An example of descriptive negation with _de_ :
Paul à Marc - _Je prépare le dîner pour ce soir. Tu as peut-être des restrictions alimentaires..._
Marc - _Oui, je ne mange pas de viande_ / ??_Oui, je ne mange pas de la viande
De la_ is very weird in this context.

In another context, Marc is vegetarian and Paul sees him eating meat :
Paul - _Mais qu’est-ce que je vois ?! Tu manges de la viande ?!_
Marc - _Mais non, je ne mange pas de la viande. C’est un substitut. / _?_Mais non, je ne mange pas de viande. C’est un substitut
De _can be acceptable in this context if it's interpreted as a reminder of Marc’s general tendency not to eat meat (_Mais non, tu sais bien que je ne mange pas de viande_). Otherwise, it’s quite weird and _de la _remains more natural.

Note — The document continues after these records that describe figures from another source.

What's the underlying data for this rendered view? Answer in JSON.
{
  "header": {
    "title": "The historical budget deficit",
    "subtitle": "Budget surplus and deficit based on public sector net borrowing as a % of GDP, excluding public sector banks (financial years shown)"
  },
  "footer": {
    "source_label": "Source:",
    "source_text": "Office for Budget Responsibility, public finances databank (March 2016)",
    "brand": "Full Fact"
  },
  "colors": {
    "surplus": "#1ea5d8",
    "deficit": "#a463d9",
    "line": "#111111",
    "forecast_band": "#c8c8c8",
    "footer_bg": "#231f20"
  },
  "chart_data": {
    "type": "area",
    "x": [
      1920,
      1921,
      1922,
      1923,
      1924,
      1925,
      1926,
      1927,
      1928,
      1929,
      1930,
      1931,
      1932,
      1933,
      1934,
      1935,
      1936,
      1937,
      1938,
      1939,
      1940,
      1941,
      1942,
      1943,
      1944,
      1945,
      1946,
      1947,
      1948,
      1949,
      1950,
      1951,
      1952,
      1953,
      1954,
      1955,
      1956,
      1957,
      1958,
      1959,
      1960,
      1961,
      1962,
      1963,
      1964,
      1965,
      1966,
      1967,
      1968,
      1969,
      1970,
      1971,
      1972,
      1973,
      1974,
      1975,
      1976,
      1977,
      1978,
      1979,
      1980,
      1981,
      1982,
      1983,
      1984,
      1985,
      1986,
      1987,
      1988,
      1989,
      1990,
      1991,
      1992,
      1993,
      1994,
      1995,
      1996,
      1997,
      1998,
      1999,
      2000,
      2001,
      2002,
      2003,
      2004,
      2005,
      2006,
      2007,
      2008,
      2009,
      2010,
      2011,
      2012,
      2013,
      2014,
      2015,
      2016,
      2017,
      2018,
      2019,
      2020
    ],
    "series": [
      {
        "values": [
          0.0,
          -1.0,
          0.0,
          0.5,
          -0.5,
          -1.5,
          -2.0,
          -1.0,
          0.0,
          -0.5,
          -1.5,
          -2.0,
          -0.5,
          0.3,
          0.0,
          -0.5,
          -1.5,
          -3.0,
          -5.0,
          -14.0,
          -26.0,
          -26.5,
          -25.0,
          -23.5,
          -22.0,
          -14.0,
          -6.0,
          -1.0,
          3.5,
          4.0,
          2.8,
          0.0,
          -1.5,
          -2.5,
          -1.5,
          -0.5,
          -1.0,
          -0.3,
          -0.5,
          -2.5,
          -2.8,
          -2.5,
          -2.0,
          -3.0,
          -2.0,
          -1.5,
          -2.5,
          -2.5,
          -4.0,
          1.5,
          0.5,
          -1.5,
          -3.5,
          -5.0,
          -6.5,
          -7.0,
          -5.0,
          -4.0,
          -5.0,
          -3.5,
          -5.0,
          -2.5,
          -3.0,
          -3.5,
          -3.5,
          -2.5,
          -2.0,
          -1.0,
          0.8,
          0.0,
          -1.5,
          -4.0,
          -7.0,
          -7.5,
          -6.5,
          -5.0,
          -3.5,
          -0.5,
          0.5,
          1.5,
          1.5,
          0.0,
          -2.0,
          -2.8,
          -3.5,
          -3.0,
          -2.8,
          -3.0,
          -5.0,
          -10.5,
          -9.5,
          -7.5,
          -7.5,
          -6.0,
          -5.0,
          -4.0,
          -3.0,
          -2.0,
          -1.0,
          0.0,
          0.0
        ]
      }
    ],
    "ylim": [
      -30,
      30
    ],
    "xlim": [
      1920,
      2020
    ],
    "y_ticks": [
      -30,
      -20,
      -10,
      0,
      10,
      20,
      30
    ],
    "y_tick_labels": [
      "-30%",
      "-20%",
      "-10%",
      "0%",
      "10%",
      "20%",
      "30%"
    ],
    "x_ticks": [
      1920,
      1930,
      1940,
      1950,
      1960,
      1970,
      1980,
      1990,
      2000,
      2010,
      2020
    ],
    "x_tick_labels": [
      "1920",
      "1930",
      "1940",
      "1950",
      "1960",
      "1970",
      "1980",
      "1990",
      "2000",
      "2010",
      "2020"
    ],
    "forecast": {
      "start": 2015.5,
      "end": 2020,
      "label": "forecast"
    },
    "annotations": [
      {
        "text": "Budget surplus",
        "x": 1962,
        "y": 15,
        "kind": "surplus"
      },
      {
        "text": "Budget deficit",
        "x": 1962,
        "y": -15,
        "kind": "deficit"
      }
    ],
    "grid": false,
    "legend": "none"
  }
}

Attributive constructions (_être_ + object, _devenir_ + object, etc.) are not affected since one must always use _du/de la/de l’_ with them :
_C’est de la viande / Ce n’est pas de la viande / *Ce n’est pas de viande
C’est devenu du sport / Ce n’est pas devenu du sport / *Ce n’est pas devenu de sport_
(* means unacceptable)


----------